There is really no difference between doing this and returning a `Maybe`, which is the standard Haskell pattern, except that the `Maybe` result also allows the result to be structurally different rather than simply a refinement of the input type. In a sense, the TypeScript approach is a convenience feature that allows you to write a validation function that returns `Bool`, which normally erases the gained information, yet still preserve the information in the type system.

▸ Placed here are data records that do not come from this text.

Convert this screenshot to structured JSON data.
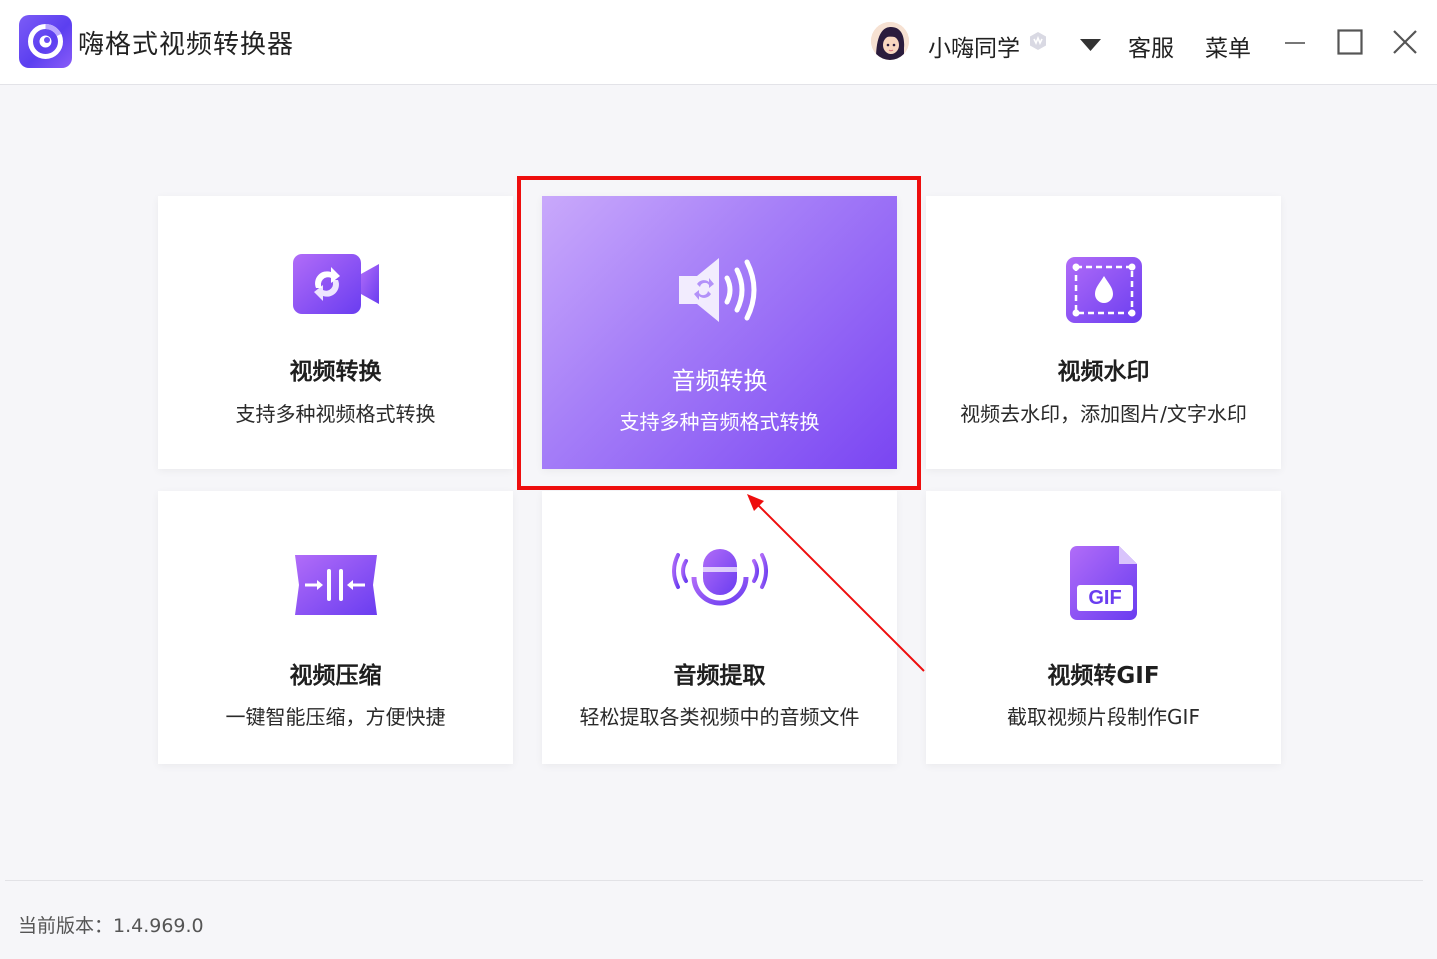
{
  "app": {
    "title": "嗨格式视频转换器"
  },
  "header": {
    "username": "小嗨同学",
    "customer_service": "客服",
    "menu": "菜单"
  },
  "cards": [
    {
      "id": "video-convert",
      "title": "视频转换",
      "desc": "支持多种视频格式转换",
      "icon": "video-convert-icon"
    },
    {
      "id": "audio-convert",
      "title": "音频转换",
      "desc": "支持多种音频格式转换",
      "icon": "audio-convert-icon",
      "active": true
    },
    {
      "id": "video-watermark",
      "title": "视频水印",
      "desc": "视频去水印，添加图片/文字水印",
      "icon": "watermark-icon"
    },
    {
      "id": "video-compress",
      "title": "视频压缩",
      "desc": "一键智能压缩，方便快捷",
      "icon": "compress-icon"
    },
    {
      "id": "audio-extract",
      "title": "音频提取",
      "desc": "轻松提取各类视频中的音频文件",
      "icon": "microphone-icon"
    },
    {
      "id": "video-gif",
      "title": "视频转GIF",
      "desc": "截取视频片段制作GIF",
      "icon": "gif-file-icon",
      "icon_text": "GIF"
    }
  ],
  "footer": {
    "version": "当前版本：1.4.969.0"
  },
  "colors": {
    "accent_start": "#c9a9fb",
    "accent_end": "#7a45f2",
    "icon_purple": "#7b4df3",
    "highlight": "#ee0e0e"
  }
}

This is quite nice in situations where the type system already supports the refinement in question (which is true for this NonEmpty example), but it stops working as soon as you need to do something more complicated. I think sometimes programmers using languages where the TS-style approach is idiomatic can get a little hung up on that, since in those cases, they are more likely to blame the type system for being “insufficiently powerful” when in fact it’s just that the convenience feature isn’t sufficient in that particular case. I presented an example of one such situation in this followup blog post: https://lexi-lambda.github.io/blog/2020/08/13/types-as-axiom...

Hi lexi.

Just wanted to say that fp-ts (now effect-ts, a ZIO port to TypeScript) author Giulio Canti is a great fan of your "parse don't validate" article. He's linked it many times in the TypeScript and functional programming channels (such as the fp slack).

Needless to say, both fp-ts-derived io-ts library and effect-ts library schema[1] are obviously quite advanced parsers (and in case of schema, there's decoding, encoding, APIs, guard, arbitrary and many other nice things I haven't seen in any functional language).

[1]https://github.com/Effect-TS/schema

You can also simply parse with a type guard in typescript.

Or do something more advanced like implement Decoders/Encoders.